Simone: ‘Toen het werk in het theater voor mij stopte, bleek ik voor veel clubjes te oud en te duur. Ik besefte: ‘Misschien ligt mijn toekomst niet in het theater. Misschien moet ik verder en breder denken. Dus ik onderzocht: uitvaartbegeleider, is daar een opleiding voor? Hoe werkt dat eigenlijk? Een uitvaartondernemer zei: ‘Het is een geweldig vak, je ziet je kinderen niet, je verdient geen cent en Utrecht is vol – kortom: waarom zou je eraan beginnen?’ Daarna kreeg ik gelukkig via via een meer inhoudelijk gesprek met iemand die opener was en die kon uitleggen dat het ook een mooi, dienstbaar en dankbaar vak is. Wel, toen begon het bij mij te borrelen. Ik voelde dat er bij mezelf een uitdaging lag om een grotere rol te pakken in het creatieproces.’

José: ‘Mijn zus zat al in de branche en ik hing altijd al aan haar lippen als ze over het proces van de dagen voor de uitvaart sprak. Ik had een tijdje minder werk en toen stelde zij voor: ‘Is zo’n dienst begeleiden misschien iets voor jou?’ Ik ben stage gaan lopen en in het begin zat ik alleen maar te janken achter bij de techniek. Ja, net als in het theater zit er achterin het crematorium een technicus, die het geluid en het beeld bedient.’

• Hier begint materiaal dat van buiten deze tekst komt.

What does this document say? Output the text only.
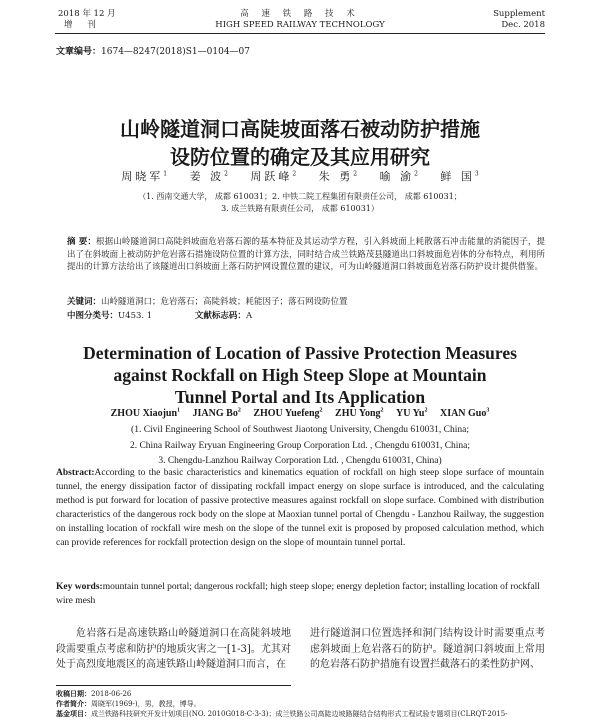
2018 年 12 月
增 刊
高 速 铁 路 技 术
HIGH SPEED RAILWAY TECHNOLOGY
Supplement
Dec. 2018
文章编号：1674—8247(2018)S1—0104—07
山岭隧道洞口高陡坡面落石被动防护措施
设防位置的确定及其应用研究
周晓军$^1$ 姜 波$^2$ 周跃峰$^2$ 朱 勇$^2$ 喻 渝$^2$ 鲜 国$^3$
（1. 西南交通大学， 成都 610031；2. 中铁二院工程集团有限责任公司， 成都 610031；
3. 成兰铁路有限责任公司， 成都 610031）
摘 要：根据山岭隧道洞口高陡斜坡面危岩落石源的基本特征及其运动学方程，引入斜坡面上耗散落石冲击能量的消能因子，提出了在斜坡面上被动防护危岩落石措施设防位置的计算方法，同时结合成兰铁路茂县隧道出口斜坡面危岩体的分布特点，利用所提出的计算方法给出了该隧道出口斜坡面上落石防护网设置位置的建议，可为山岭隧道洞口斜坡面危岩落石防护设计提供借鉴。
关键词：山岭隧道洞口；危岩落石；高陡斜坡；耗能因子；落石网设防位置
中图分类号：U453. 1	文献标志码：A
Determination of Location of Passive Protection Measures
against Rockfall on High Steep Slope at Mountain
Tunnel Portal and Its Application
ZHOU Xiaojun$^1$ JIANG Bo$^2$ ZHOU Yuefeng$^2$ ZHU Yong$^2$ YU Yu$^2$ XIAN Guo$^3$
(1. Civil Engineering School of Southwest Jiaotong University, Chengdu 610031, China;
2. China Railway Eryuan Engineering Group Corporation Ltd. , Chengdu 610031, China;
3. Chengdu-Lanzhou Railway Corporation Ltd. , Chengdu 610031, China)
Abstract:According to the basic characteristics and kinematics equation of rockfall on high steep slope surface of mountain tunnel, the energy dissipation factor of dissipating rockfall impact energy on slope surface is introduced, and the calculating method is put forward for location of passive protective measures against rockfall on slope surface. Combined with distribution characteristics of the dangerous rock body on the slope at Maoxian tunnel portal of Chengdu - Lanzhou Railway, the suggestion on installing location of rockfall wire mesh on the slope of the tunnel exit is proposed by proposed calculation method, which can provide references for rockfall protection design on the slope of mountain tunnel portal.
Key words:mountain tunnel portal; dangerous rockfall; high steep slope; energy depletion factor; installing location of rockfall wire mesh
危岩落石是高速铁路山岭隧道洞口在高陡斜坡地段需要重点考虑和防护的地质灾害之一[1-3]。尤其对处于高烈度地震区的高速铁路山岭隧道洞口而言，在
进行隧道洞口位置选择和洞门结构设计时需要重点考虑斜坡面上危岩落石的防护。隧道洞口斜坡面上常用的危岩落石防护措施有设置拦截落石的柔性防护网、
收稿日期：2018-06-26
作者简介：周晓军(1969-)，男，教授，博导。
基金项目：成兰铁路科技研究开发计划项目(NO. 2010G018-C-3-3)；成兰铁路公司高陡边坡路隧结合结构形式工程试验专题项目(CLRQT-2015-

Simone: ‘Toen ik naar zo’n open dag van een uitvaartopleiding ging koos ik bewust voor een opleiding waarin veel ruimte voor persoonlijke ontwikkeling was. Tegelijkertijd meldde ik me aan voor vrijwilligerswerk bij een hospice. Ik had een afspraak dat ik – als ik het als na een jaar als zzp’er niet zou redden – wel terug de WW in kon. Voor het hospice koos ik omdat ik de oudere mens beter wilde leren kennen. Tijdens mijn diensten bij het hospice overleed er niemand. De dood leek me te ontwijken.’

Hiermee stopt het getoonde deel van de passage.